Bases: MetadataMapper

Attributes

metadata_mappings

Methods

__init__(ds[, ds_name, target_chunk_mb, ...])

Initialise a GeoZarrHandler object.

add_layer(ds, ds_name[, overwrite])

Add a new dataset as a child group of the DataTree at the root.

export(storage_directory[, overwrite])

Write the dataset to GeoZarr format.

get_layer(ds_name)

Get a dataset from a DataTree.

read_metadata_mappings(...)

Load and validate metadata mappings from a YAML file.

update_metadata(dataset, ds_name)

Apply variable and shared metadata to an xarray Dataset.

Parameters:
  • ds (xr.Dataset)

  • ds_name (str)

  • target_chunk_mb (float)

  • compressor (Optional[Blosc])

  • metadata_mapping_file_path (str)

  • zarr_format (int)

__init__(
ds,
ds_name='L1',
target_chunk_mb=5.0,
compressor=None,
metadata_mapping_file_path=None,
zarr_format=2,
)[source]#

Initialise a GeoZarrHandler object.

Parameters:
  • ds (xarray.Dataset) – Input dataset with dimensions (‘x’, ‘y’) or (‘t’, ‘x’, ‘y’). Must include coordinate variables.

  • ds_name (str, default 'L1') – Name of datacube.

  • target_chunk_mb (float, default 5.0) – Approximate chunk size in megabytes for efficient storage.

  • compressor (Blosc, default None) – Compressor to apply on arrays. If None, the compression will be Blosc with zstd.

  • metadata_mapping_file_path (str, default None) – Path to the YAML file containing variable metadata mappings.
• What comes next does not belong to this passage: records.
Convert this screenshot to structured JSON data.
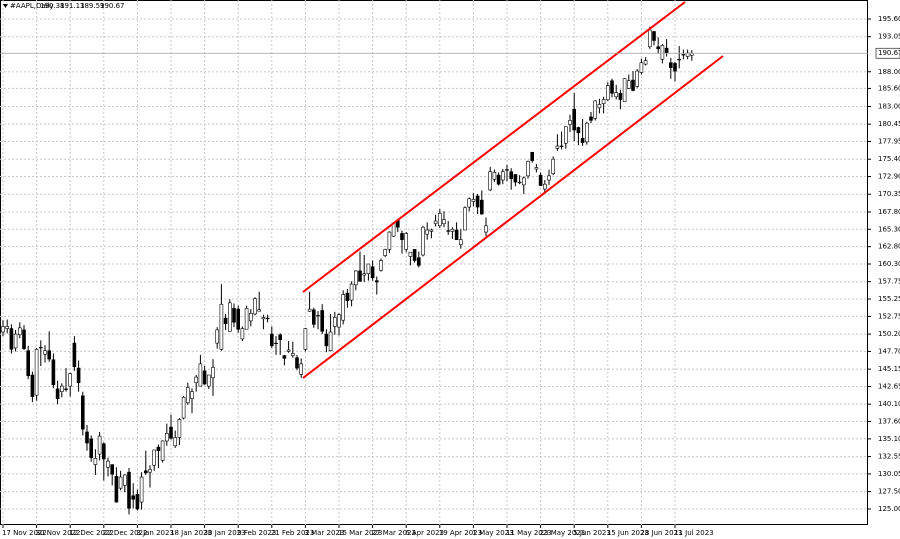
{
  "chart_data": {
    "type": "candlestick",
    "title": "#AAPL,Daily",
    "up_color": "#ffffff",
    "down_color": "#000000",
    "grid": true,
    "ylim": [
      122.69,
      198.34
    ],
    "yticks": [
      {
        "value": 195.6,
        "label": "195.60"
      },
      193.05,
      {
        "value": 188,
        "label": "188.00"
      },
      {
        "value": 185.6,
        "label": "185.60"
      },
      {
        "value": 183,
        "label": "183.00"
      },
      180.45,
      177.95,
      {
        "value": 175.4,
        "label": "175.40"
      },
      {
        "value": 172.9,
        "label": "172.90"
      },
      170.35,
      {
        "value": 167.8,
        "label": "167.80"
      },
      {
        "value": 165.3,
        "label": "165.30"
      },
      {
        "value": 162.8,
        "label": "162.80"
      },
      {
        "value": 160.3,
        "label": "160.30"
      },
      157.75,
      155.25,
      152.75,
      {
        "value": 150.2,
        "label": "150.20"
      },
      {
        "value": 147.7,
        "label": "147.70"
      },
      145.15,
      142.65,
      {
        "value": 140.1,
        "label": "140.10"
      },
      {
        "value": 137.6,
        "label": "137.60"
      },
      {
        "value": 135.1,
        "label": "135.10"
      },
      132.55,
      130.05,
      {
        "value": 127.5,
        "label": "127.50"
      },
      {
        "value": 125,
        "label": "125.00"
      }
    ],
    "categories": [
      "17 Nov 2022",
      null,
      null,
      null,
      null,
      null,
      null,
      null,
      "30 Nov 2022",
      null,
      null,
      null,
      null,
      null,
      null,
      null,
      "12 Dec 2022",
      null,
      null,
      null,
      null,
      null,
      null,
      null,
      "22 Dec 2022",
      null,
      null,
      null,
      null,
      null,
      null,
      null,
      "3 Jan 2023",
      null,
      null,
      null,
      null,
      null,
      null,
      null,
      "18 Jan 2023",
      null,
      null,
      null,
      null,
      null,
      null,
      null,
      "30 Jan 2023",
      null,
      null,
      null,
      null,
      null,
      null,
      null,
      "9 Feb 2023",
      null,
      null,
      null,
      null,
      null,
      null,
      null,
      "21 Feb 2023",
      null,
      null,
      null,
      null,
      null,
      null,
      null,
      "3 Mar 2023",
      null,
      null,
      null,
      null,
      null,
      null,
      null,
      "15 Mar 2023",
      null,
      null,
      null,
      null,
      null,
      null,
      null,
      "27 Mar 2023",
      null,
      null,
      null,
      null,
      null,
      null,
      null,
      "6 Apr 2023",
      null,
      null,
      null,
      null,
      null,
      null,
      null,
      "19 Apr 2023",
      null,
      null,
      null,
      null,
      null,
      null,
      null,
      "1 May 2023",
      null,
      null,
      null,
      null,
      null,
      null,
      null,
      "11 May 2023",
      null,
      null,
      null,
      null,
      null,
      null,
      null,
      "23 May 2023",
      null,
      null,
      null,
      null,
      null,
      null,
      null,
      "5 Jun 2023",
      null,
      null,
      null,
      null,
      null,
      null,
      null,
      "15 Jun 2023",
      null,
      null,
      null,
      null,
      null,
      null,
      null,
      "28 Jun 2023",
      null,
      null,
      null,
      null,
      null,
      null,
      null,
      "11 Jul 2023",
      null,
      null,
      null,
      null
    ],
    "ohlc": [
      [
        150.5,
        152.2,
        149.9,
        151.3
      ],
      [
        151.0,
        152.3,
        150.3,
        151.3
      ],
      [
        151.0,
        151.6,
        147.4,
        148.0
      ],
      [
        148.2,
        150.8,
        147.7,
        150.2
      ],
      [
        150.1,
        151.9,
        149.6,
        151.1
      ],
      [
        150.8,
        151.5,
        147.9,
        148.1
      ],
      [
        147.8,
        148.5,
        143.7,
        144.2
      ],
      [
        144.3,
        144.8,
        140.4,
        141.2
      ],
      [
        141.4,
        148.2,
        140.6,
        148.0
      ],
      [
        148.2,
        149.3,
        145.6,
        148.3
      ],
      [
        147.3,
        148.6,
        146.1,
        147.8
      ],
      [
        147.8,
        150.6,
        146.2,
        146.6
      ],
      [
        146.5,
        147.4,
        142.4,
        142.9
      ],
      [
        142.3,
        143.5,
        140.1,
        140.9
      ],
      [
        141.9,
        143.1,
        141.1,
        142.7
      ],
      [
        142.3,
        145.3,
        141.9,
        142.2
      ],
      [
        142.7,
        144.6,
        141.2,
        144.5
      ],
      [
        148.9,
        149.9,
        144.9,
        145.5
      ],
      [
        145.3,
        146.4,
        141.9,
        143.2
      ],
      [
        141.3,
        141.9,
        135.6,
        136.5
      ],
      [
        136.1,
        137.1,
        133.4,
        134.5
      ],
      [
        135.1,
        135.6,
        131.8,
        132.4
      ],
      [
        131.4,
        133.6,
        129.9,
        132.3
      ],
      [
        132.9,
        136.1,
        132.0,
        135.5
      ],
      [
        134.4,
        134.6,
        129.1,
        132.2
      ],
      [
        131.0,
        132.4,
        129.7,
        131.9
      ],
      [
        131.4,
        131.4,
        128.4,
        130.0
      ],
      [
        129.7,
        131.0,
        125.9,
        126.0
      ],
      [
        128.0,
        130.5,
        127.7,
        129.6
      ],
      [
        128.4,
        130.0,
        127.4,
        129.9
      ],
      [
        130.3,
        130.9,
        124.2,
        125.1
      ],
      [
        126.9,
        128.7,
        125.1,
        126.4
      ],
      [
        127.1,
        127.8,
        124.8,
        125.0
      ],
      [
        126.0,
        130.3,
        124.9,
        129.6
      ],
      [
        130.5,
        133.4,
        129.9,
        130.2
      ],
      [
        130.3,
        131.3,
        128.1,
        130.7
      ],
      [
        131.3,
        133.5,
        130.5,
        133.5
      ],
      [
        133.9,
        134.3,
        130.9,
        133.4
      ],
      [
        132.0,
        134.9,
        131.7,
        134.8
      ],
      [
        134.8,
        137.3,
        134.1,
        135.9
      ],
      [
        136.8,
        138.6,
        135.0,
        135.2
      ],
      [
        134.1,
        136.3,
        133.8,
        135.3
      ],
      [
        135.3,
        138.1,
        134.2,
        137.9
      ],
      [
        138.1,
        141.3,
        137.9,
        141.1
      ],
      [
        140.3,
        143.2,
        140.0,
        142.5
      ],
      [
        140.9,
        142.4,
        138.8,
        141.9
      ],
      [
        143.2,
        144.3,
        141.9,
        144.0
      ],
      [
        142.7,
        147.2,
        142.7,
        145.9
      ],
      [
        144.9,
        145.6,
        142.9,
        143.0
      ],
      [
        142.7,
        144.3,
        142.3,
        144.3
      ],
      [
        143.9,
        146.6,
        141.3,
        145.4
      ],
      [
        148.9,
        151.2,
        148.1,
        150.8
      ],
      [
        148.0,
        157.4,
        147.8,
        154.5
      ],
      [
        152.5,
        153.1,
        150.8,
        151.7
      ],
      [
        150.6,
        155.2,
        150.6,
        154.7
      ],
      [
        153.9,
        154.6,
        151.2,
        151.9
      ],
      [
        153.8,
        154.3,
        150.4,
        150.9
      ],
      [
        149.5,
        151.3,
        149.2,
        151.0
      ],
      [
        150.9,
        154.3,
        150.9,
        153.9
      ],
      [
        152.1,
        153.8,
        151.3,
        153.2
      ],
      [
        153.1,
        155.5,
        152.9,
        155.3
      ],
      [
        153.5,
        156.3,
        153.5,
        153.7
      ],
      [
        152.4,
        153.0,
        150.9,
        152.6
      ],
      [
        152.5,
        153.0,
        151.9,
        152.4
      ],
      [
        150.2,
        151.3,
        148.2,
        148.5
      ],
      [
        148.9,
        149.9,
        147.2,
        148.9
      ],
      [
        150.1,
        150.3,
        147.2,
        149.4
      ],
      [
        147.1,
        147.2,
        145.7,
        146.7
      ],
      [
        147.7,
        149.2,
        147.5,
        147.9
      ],
      [
        147.1,
        149.1,
        146.8,
        147.4
      ],
      [
        146.8,
        147.2,
        145.0,
        145.3
      ],
      [
        144.4,
        146.7,
        143.9,
        145.9
      ],
      [
        148.0,
        151.1,
        147.7,
        151.0
      ],
      [
        153.5,
        156.3,
        153.4,
        153.8
      ],
      [
        153.7,
        154.0,
        151.1,
        151.6
      ],
      [
        152.8,
        153.5,
        150.9,
        152.9
      ],
      [
        153.6,
        154.5,
        150.2,
        150.6
      ],
      [
        150.2,
        150.9,
        147.6,
        148.5
      ],
      [
        147.8,
        153.1,
        147.7,
        150.5
      ],
      [
        151.3,
        153.4,
        150.1,
        152.6
      ],
      [
        151.2,
        153.2,
        150.0,
        153.0
      ],
      [
        152.2,
        156.5,
        151.6,
        155.9
      ],
      [
        156.1,
        156.7,
        154.0,
        155.0
      ],
      [
        155.1,
        157.8,
        154.2,
        157.4
      ],
      [
        157.3,
        159.4,
        156.5,
        159.3
      ],
      [
        159.3,
        162.1,
        157.8,
        157.8
      ],
      [
        158.7,
        161.6,
        157.7,
        158.9
      ],
      [
        158.9,
        160.3,
        157.9,
        160.3
      ],
      [
        159.9,
        160.8,
        157.9,
        158.3
      ],
      [
        157.9,
        158.5,
        155.9,
        157.7
      ],
      [
        159.4,
        161.1,
        159.2,
        160.8
      ],
      [
        161.5,
        162.5,
        161.3,
        162.4
      ],
      [
        162.4,
        165.0,
        161.9,
        164.9
      ],
      [
        164.3,
        166.3,
        164.2,
        166.2
      ],
      [
        166.6,
        166.8,
        164.9,
        165.6
      ],
      [
        164.7,
        165.1,
        161.8,
        163.8
      ],
      [
        162.4,
        164.9,
        162.0,
        164.7
      ],
      [
        161.4,
        162.0,
        160.1,
        162.0
      ],
      [
        162.4,
        162.4,
        160.5,
        160.8
      ],
      [
        161.2,
        162.1,
        159.8,
        160.1
      ],
      [
        161.6,
        165.8,
        161.4,
        165.6
      ],
      [
        164.6,
        166.3,
        163.8,
        165.2
      ],
      [
        165.0,
        165.4,
        164.0,
        165.2
      ],
      [
        166.1,
        167.4,
        165.7,
        166.5
      ],
      [
        165.8,
        168.2,
        165.5,
        167.6
      ],
      [
        166.1,
        167.9,
        165.6,
        166.7
      ],
      [
        165.1,
        166.5,
        164.5,
        165.0
      ],
      [
        165.0,
        165.6,
        163.9,
        165.3
      ],
      [
        165.2,
        166.3,
        163.8,
        163.8
      ],
      [
        163.1,
        165.3,
        162.5,
        163.8
      ],
      [
        165.2,
        168.6,
        165.2,
        168.4
      ],
      [
        168.5,
        169.9,
        167.9,
        169.7
      ],
      [
        169.3,
        170.5,
        168.6,
        169.6
      ],
      [
        170.1,
        170.4,
        167.5,
        168.5
      ],
      [
        169.5,
        170.9,
        167.4,
        167.5
      ],
      [
        164.9,
        167.0,
        164.3,
        165.8
      ],
      [
        170.98,
        174.3,
        170.8,
        173.6
      ],
      [
        172.5,
        173.9,
        172.1,
        173.5
      ],
      [
        173.1,
        173.5,
        171.6,
        171.8
      ],
      [
        172.4,
        174.0,
        171.8,
        173.6
      ],
      [
        173.9,
        174.6,
        172.2,
        173.8
      ],
      [
        173.6,
        174.1,
        171.0,
        172.6
      ],
      [
        173.2,
        173.2,
        171.5,
        172.1
      ],
      [
        171.99,
        173.1,
        171.8,
        172.1
      ],
      [
        171.7,
        172.9,
        170.4,
        172.7
      ],
      [
        173.0,
        175.2,
        172.6,
        175.1
      ],
      [
        176.4,
        176.4,
        174.9,
        175.2
      ],
      [
        173.98,
        174.7,
        173.5,
        174.2
      ],
      [
        173.1,
        173.5,
        171.6,
        171.6
      ],
      [
        171.1,
        172.4,
        170.5,
        171.8
      ],
      [
        172.4,
        173.9,
        171.7,
        173.0
      ],
      [
        173.3,
        175.8,
        173.1,
        175.4
      ],
      [
        176.96,
        178.99,
        176.6,
        177.3
      ],
      [
        177.3,
        179.4,
        176.8,
        177.25
      ],
      [
        177.7,
        180.1,
        176.9,
        180.1
      ],
      [
        180.4,
        181.8,
        179.3,
        181.0
      ],
      [
        182.6,
        184.95,
        178.0,
        179.6
      ],
      [
        179.97,
        180.1,
        177.4,
        179.2
      ],
      [
        178.4,
        181.2,
        177.3,
        177.8
      ],
      [
        177.9,
        180.8,
        177.5,
        180.6
      ],
      [
        181.5,
        182.2,
        180.6,
        181.0
      ],
      [
        181.3,
        183.9,
        180.97,
        183.8
      ],
      [
        182.8,
        184.1,
        182.0,
        183.3
      ],
      [
        183.4,
        184.4,
        182.0,
        184.0
      ],
      [
        183.96,
        186.5,
        183.8,
        186.0
      ],
      [
        186.7,
        186.99,
        184.3,
        184.9
      ],
      [
        184.4,
        186.1,
        184.0,
        185.0
      ],
      [
        184.9,
        185.4,
        182.6,
        184.0
      ],
      [
        183.7,
        187.05,
        183.7,
        187.0
      ],
      [
        185.6,
        187.6,
        185.5,
        186.7
      ],
      [
        186.8,
        188.1,
        185.2,
        185.3
      ],
      [
        185.9,
        188.4,
        185.7,
        188.1
      ],
      [
        187.9,
        189.9,
        187.6,
        189.3
      ],
      [
        189.1,
        190.1,
        188.9,
        189.6
      ],
      [
        191.6,
        194.5,
        191.3,
        194.0
      ],
      [
        193.8,
        193.9,
        191.8,
        192.5
      ],
      [
        191.6,
        192.98,
        190.6,
        191.3
      ],
      [
        189.8,
        192.0,
        189.2,
        191.8
      ],
      [
        191.4,
        192.7,
        190.2,
        190.7
      ],
      [
        189.3,
        189.99,
        187.0,
        188.6
      ],
      [
        189.2,
        189.4,
        186.6,
        188.1
      ],
      [
        189.7,
        191.7,
        188.5,
        189.8
      ],
      [
        190.4,
        191.2,
        189.8,
        190.5
      ],
      [
        190.2,
        191.2,
        189.8,
        190.7
      ],
      [
        190.38,
        191.13,
        189.59,
        190.67
      ]
    ]
  }
}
If None, defaults to ‘metadata_mapping.yaml’ in the current directory.

  • zarr_format (int, default 2) – Zarr format version to use (2 or 3).

  • self (dtcg.datacube.geozarr.GeoZarrHandler)

add_layer(ds, ds_name, overwrite=False)[source]#

Add a new dataset as a child group of the DataTree at the root.

Parameters:
  • ds (xarray.Dataset) – New dataset layer to be added to the existing data tree.

  • ds_name (str) – Layer name to be used for this node of the tree.

  • overwrite (bool) – If True, allow a layer of the same name to be overwritten.

  • self (dtcg.datacube.geozarr.GeoZarrHandler)

Return type:

None

export(storage_directory, overwrite=True)[source]#

Write the dataset to GeoZarr format.

Parameters:
  • storage_directory (str) – Path to write the Zarr data.

  • overwrite (bool, default True) – Whether to overwrite existing Zarr contents in the target location.

  • self (dtcg.datacube.geozarr.GeoZarrHandler)

Return type:

None

get_layer(ds_name)[source]#

Get a dataset from a DataTree.

Parameters:
Returns:

Dataset layer in tree.

Return type:

xr.Dataset

Raises:
  • KeyError – If the layer name is not present in the data tree.

  • AttributeError – If the layer does not contain a dataset.

read_metadata_mappings(
metadata_mapping_file_path,
)#

Load and validate metadata mappings from a YAML file.

Parameters:
  • metadata_mapping_file_path (str) – Path to the YAML file containing metadata mappings.

  • self (MetadataMapper)

Raises:

schema.SchemaError – If any of the metadata entries fail schema validation.

Return type:

None

update_metadata(dataset, ds_name)#

Apply variable and shared metadata to an xarray Dataset.

Parameters:
  • dataset (xarray.Dataset) – Dataset to which the metadata should be applied.

  • ds_name (str) – Name of dataset.

  • self (MetadataMapper)

Returns:

The input dataset with updated metadata.

Return type:

xarray.Dataset

Warns:

UserWarning – If any dataset variables are missing in the metadata mapping.

Notes

This function adds both per-variable and global metadata attributes. Missing variable mappings are reported as warnings, not errors.